Friday, July 4, 2008

Ashes to ashes? Dust to dust?


Nepenthe, Big Sur
View from the live cam (http://www.nepenthebigsur.com/images/weather-cam.html)
The smoke from the fire can almost be mistaken for fog creeping in...

Every time I go to Big Sur I have to go to Nepenthe. It’s a cathedral to the Gods, a vista a la supremo, a place where conversation is unnecessary, and where, for a couple of hours all is right in the world and I can imagine myself actually, someday, freeing my mind from endless thought patterns and sliding into the serene meditative world that has alluded me so far.

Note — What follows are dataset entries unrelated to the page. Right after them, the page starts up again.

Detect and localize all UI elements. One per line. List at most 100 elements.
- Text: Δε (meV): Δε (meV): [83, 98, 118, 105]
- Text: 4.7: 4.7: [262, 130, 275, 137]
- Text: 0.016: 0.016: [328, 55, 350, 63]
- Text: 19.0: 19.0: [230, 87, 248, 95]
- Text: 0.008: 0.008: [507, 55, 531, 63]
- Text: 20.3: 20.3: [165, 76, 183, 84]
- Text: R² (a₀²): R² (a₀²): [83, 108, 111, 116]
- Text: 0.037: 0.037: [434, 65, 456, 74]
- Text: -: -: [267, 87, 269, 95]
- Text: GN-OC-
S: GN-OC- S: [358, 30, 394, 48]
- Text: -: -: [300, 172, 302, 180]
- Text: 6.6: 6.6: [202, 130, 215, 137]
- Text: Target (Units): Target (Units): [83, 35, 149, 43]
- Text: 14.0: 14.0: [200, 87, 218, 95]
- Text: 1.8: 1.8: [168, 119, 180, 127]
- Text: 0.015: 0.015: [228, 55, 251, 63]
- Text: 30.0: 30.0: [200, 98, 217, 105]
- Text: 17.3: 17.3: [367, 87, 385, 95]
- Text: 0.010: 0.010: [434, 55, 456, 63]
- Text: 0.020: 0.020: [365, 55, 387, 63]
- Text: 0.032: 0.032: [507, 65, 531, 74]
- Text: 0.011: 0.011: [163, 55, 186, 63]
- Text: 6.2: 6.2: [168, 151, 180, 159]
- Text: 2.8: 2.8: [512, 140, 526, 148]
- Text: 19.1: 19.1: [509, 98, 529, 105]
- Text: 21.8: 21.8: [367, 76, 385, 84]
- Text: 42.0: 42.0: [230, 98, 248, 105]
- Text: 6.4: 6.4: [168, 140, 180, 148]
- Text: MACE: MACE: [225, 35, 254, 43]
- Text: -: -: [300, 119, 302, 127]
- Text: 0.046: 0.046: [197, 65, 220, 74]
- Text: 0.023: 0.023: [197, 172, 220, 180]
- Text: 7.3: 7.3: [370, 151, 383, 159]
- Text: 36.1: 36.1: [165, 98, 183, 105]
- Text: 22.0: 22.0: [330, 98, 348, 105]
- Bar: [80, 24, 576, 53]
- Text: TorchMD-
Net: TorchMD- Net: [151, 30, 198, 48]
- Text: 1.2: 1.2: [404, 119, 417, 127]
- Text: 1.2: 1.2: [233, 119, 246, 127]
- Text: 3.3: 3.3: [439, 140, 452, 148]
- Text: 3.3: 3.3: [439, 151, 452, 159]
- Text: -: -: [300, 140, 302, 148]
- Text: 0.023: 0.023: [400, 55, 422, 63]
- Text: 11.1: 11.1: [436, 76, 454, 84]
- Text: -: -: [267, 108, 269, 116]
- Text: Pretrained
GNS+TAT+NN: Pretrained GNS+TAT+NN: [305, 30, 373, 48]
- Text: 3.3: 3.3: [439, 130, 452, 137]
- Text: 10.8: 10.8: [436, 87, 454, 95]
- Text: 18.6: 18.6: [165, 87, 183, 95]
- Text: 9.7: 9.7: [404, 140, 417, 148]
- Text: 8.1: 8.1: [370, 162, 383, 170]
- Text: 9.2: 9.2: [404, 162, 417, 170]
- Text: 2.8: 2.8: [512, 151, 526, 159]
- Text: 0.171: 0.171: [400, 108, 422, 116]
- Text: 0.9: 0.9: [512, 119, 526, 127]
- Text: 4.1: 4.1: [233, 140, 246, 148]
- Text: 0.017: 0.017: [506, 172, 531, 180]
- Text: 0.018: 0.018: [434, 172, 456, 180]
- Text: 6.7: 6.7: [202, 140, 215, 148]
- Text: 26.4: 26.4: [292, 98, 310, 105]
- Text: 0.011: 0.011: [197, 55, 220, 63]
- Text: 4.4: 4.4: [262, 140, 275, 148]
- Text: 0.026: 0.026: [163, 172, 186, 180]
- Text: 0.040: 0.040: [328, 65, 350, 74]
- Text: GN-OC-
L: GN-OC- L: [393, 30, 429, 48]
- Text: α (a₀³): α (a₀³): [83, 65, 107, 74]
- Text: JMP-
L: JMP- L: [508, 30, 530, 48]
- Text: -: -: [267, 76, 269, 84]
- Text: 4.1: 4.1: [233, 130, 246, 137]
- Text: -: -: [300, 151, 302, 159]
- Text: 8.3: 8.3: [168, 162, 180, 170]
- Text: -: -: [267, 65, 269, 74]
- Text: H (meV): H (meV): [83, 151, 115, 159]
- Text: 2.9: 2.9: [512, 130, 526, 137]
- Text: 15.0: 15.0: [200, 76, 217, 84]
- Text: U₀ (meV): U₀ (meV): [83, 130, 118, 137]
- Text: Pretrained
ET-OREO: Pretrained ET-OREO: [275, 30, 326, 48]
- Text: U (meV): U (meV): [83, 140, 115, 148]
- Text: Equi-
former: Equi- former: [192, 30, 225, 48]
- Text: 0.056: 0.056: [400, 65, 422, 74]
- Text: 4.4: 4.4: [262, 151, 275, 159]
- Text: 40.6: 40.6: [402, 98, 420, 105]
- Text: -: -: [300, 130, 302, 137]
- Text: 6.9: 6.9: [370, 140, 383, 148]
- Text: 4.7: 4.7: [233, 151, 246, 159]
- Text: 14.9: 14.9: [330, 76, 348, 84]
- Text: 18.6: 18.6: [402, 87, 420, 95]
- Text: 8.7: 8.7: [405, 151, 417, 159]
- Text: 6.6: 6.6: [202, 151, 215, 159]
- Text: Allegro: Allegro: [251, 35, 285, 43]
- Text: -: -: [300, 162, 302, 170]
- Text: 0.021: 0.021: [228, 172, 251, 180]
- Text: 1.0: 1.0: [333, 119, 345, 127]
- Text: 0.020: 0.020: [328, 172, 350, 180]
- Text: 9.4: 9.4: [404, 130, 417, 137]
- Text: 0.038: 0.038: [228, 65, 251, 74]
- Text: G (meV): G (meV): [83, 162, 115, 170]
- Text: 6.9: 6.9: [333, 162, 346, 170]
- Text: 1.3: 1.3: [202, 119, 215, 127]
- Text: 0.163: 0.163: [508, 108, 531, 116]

My husband and I discovered Nepenthe on our honeymoon when we stayed in Big Sur for a few days. We liked to sit outside where the patio opens to the most magnificent view unimaginable. And just sit. Have some fries and a couple of beers.

A decade and some later we had a family reunion at a campground in Big Sur. My children were seven and ten at the time and enjoyed running the river on inner tubes with their cousins, floating down to the River Inn, sometimes stopping in for a drink or snack. On the way back down the Coast to my mom’s house, we stopped at Nepenthe and I have pictures of the kids on the Nepenthe patio. The backdrop is so awesome it almost looks fake – a Sears rendition of sorts. Life so good it seems unreal.

Growing up in Southern California during the late 60’s and early 70’s, our family made a road trip every summer. Some camping. Some motels. No matter what section of the Western States or Canada we were off to, our first stop was ALWAYS the Redwood Forest. I’m not sure if my parents were naïve or if times were just different, but as young as ten or so I was allowed to wander the trails and woods on my own and with my little sister. I can remember perfectly the sun beams coming through the Redwoods like effervescent spotlights that seemed, if you looked at just the right angle, with perhaps a squeeze of the eye, to be lighting on woodsy mythical gnomes. The ferns and moss, the fallen over rotting logs, the musty live smell of damp earth. I remember crossing the river on a bridge made of a single redwood split in half. How on the other side of the river the woods had a wild feel to them and how we knew, as young as we were, that this side of the woods was place a child could lose themselves and how, without any adult harping to us, we respected this and didn’t wander too deeply away from the river and into that part of the forest.

I have a picture of myself the last time we made this annual pilgrimage, before my parents’ divorce, and our family’s subsequent slide into predictable LA suburbia fractured lifestyles. In the picture I am sitting inside a redwood tree’s trunk. The cave, or burrow, is big enough for several people but I am alone and it might be night, or it is just the darkness of the cave. The flash of the camera captures me sitting cross-legged, my long, straight, early-seventies hair hanging down to my waist. I’m not smiling, but starring straight at the camera. I’m wearing jeans and a dark blue sweatshirt.

The lump I feel in my stomach when my sister sends me links to the latest news on the Big Sur and Santa Barbara fires feels almost as large and gross as the nausea I experienced from chemo a couple years back. And I can’t shake the feeling that the fires are more than just fires, but a loss of one more thing that was right in the world.